Therriault thanked Norton for revoking the Clinton administration's mandatory Bureau of Land Management wilderness review policy.

"It's nice to be able to say thank you for something that's done," Therriault said.

The State and the Department of Interior agree on issues such as the development of oil and gas reserves in Alaska, and Sen. Therriault asked Norton to identify areas where the state can provide more assistance.

"I'd just like to thank the Secretary for the tremendous difference that you've made by making the effort to listen to, and work with, the States," said Sen. Scott Ogan (R-Mat-Su/Chugiak), chairman of the Senate Resources Committee.

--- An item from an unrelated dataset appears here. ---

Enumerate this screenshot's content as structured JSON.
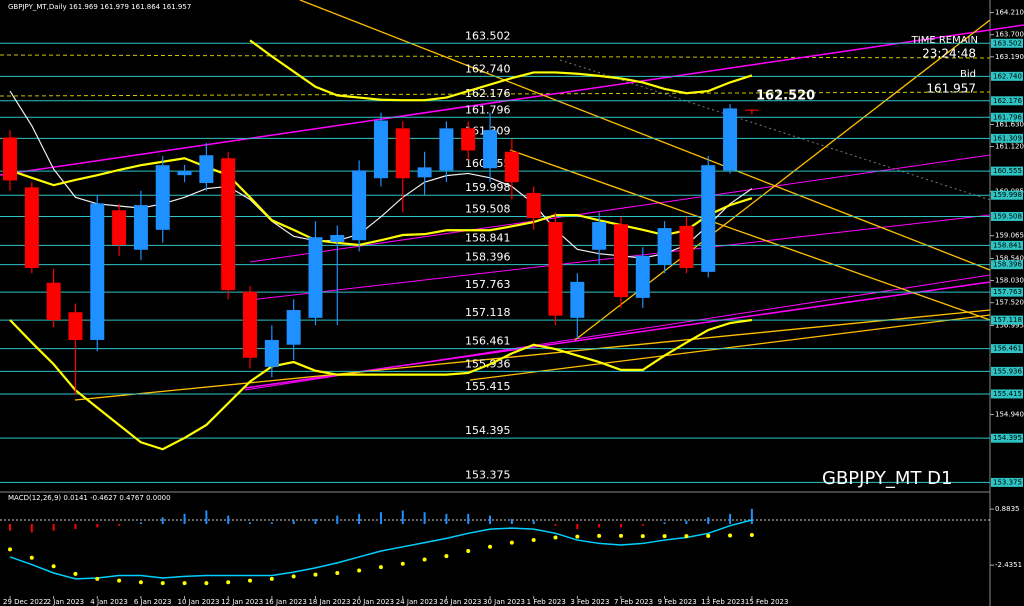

Secretary Norton's meeting with legislators was part of a 4-day tour of Alaska, including a signing ceremony to approve transfer of the Sentinel Island lighthouse to the Gastineau Channel Historical Society, opening ceremonies for a new Park Service maintenance facility in Glacier Bay, tour of the Icy Straits tourism project in Hoonah, and the federal employee annual awards luncheon in Anchorage.

Other topics included RS 2477 rights-of-way conflicts, leasing in the National Petroleum Reserve-Alaska and the federal government's appeal of the Ninth Circuit Court decision regarding the allowance of commercial activities within wilderness areas.